To be released after contest concludes.
Each of the benchmarks targets the xcvu3p-ffvc1517-2-e device which has the following resources:
| LUTs | FFs | DSPs | BRAMs |
|---|---|---|---|
| 394k | 788k | 2280 | 720 |
Some designs will have multiple clock domains. To make it obvious which clock domain to optimize, each benchmark has a created XDC clock constraint called clk_fpl26contest that should be optimized. All benchmarks in the contest will have the following attributes:
clk_fpl26contest that should be the target clock domain to optimize.To retrieve the clock period and WNS for clk_fpl26contest in a Vivado Tcl session:
# Get the clock period
get_property PERIOD [get_clocks clk_fpl26contest]

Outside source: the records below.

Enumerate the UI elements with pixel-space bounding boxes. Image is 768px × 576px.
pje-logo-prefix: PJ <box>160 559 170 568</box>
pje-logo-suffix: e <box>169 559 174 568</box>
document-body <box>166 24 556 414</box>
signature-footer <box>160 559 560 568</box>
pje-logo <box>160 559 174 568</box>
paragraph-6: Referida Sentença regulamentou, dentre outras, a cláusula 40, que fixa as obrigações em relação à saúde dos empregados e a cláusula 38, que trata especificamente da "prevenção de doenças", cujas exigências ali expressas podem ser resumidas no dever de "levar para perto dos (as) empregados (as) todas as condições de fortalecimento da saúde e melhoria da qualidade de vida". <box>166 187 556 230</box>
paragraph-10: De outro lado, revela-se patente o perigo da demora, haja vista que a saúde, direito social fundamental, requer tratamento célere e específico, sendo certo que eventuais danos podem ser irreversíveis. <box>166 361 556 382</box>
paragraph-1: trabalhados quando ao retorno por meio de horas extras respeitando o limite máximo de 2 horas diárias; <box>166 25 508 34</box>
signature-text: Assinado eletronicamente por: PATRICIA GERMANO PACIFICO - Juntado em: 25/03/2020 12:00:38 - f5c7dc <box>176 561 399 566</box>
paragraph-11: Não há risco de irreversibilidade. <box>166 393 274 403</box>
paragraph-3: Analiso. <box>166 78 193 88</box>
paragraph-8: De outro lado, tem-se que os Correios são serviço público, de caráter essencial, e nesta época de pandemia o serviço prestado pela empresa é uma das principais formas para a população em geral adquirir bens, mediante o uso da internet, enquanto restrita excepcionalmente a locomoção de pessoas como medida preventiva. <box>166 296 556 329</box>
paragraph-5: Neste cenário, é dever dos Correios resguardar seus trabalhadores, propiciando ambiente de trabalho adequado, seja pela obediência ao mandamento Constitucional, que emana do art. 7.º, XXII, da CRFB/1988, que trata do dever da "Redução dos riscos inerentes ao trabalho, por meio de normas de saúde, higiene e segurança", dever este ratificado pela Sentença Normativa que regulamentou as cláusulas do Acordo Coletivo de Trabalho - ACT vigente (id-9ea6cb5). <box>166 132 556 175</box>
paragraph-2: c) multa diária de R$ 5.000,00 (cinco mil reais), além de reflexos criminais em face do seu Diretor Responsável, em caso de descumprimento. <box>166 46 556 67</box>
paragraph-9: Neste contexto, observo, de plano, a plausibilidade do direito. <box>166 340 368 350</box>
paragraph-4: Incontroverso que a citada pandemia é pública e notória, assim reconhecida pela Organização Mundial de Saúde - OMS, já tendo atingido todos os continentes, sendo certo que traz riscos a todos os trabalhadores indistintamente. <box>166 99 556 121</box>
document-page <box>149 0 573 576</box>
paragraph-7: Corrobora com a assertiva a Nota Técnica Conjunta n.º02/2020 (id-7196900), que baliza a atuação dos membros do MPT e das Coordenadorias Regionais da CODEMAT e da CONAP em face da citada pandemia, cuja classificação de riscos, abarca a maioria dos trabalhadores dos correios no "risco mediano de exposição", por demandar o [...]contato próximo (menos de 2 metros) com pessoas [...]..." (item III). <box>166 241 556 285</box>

# Get setup WNS filtered to the contest clock
set tp [get_timing_paths -max_paths 1 -setup -to [get_clocks clk_fpl26contest]]
get_property SLACK $tp
Note that report_timing_summary reports the overall WNS across all clock
domains, which may differ from the WNS on clk_fpl26contest in multi-clock
designs. Tools and scripts should query WNS using -to [get_clocks clk_fpl26contest] to ensure the Fmax calculation reflects the correct clock
domain. Fmax is calculated as 1000 / (period - WNS) where WNS is negative.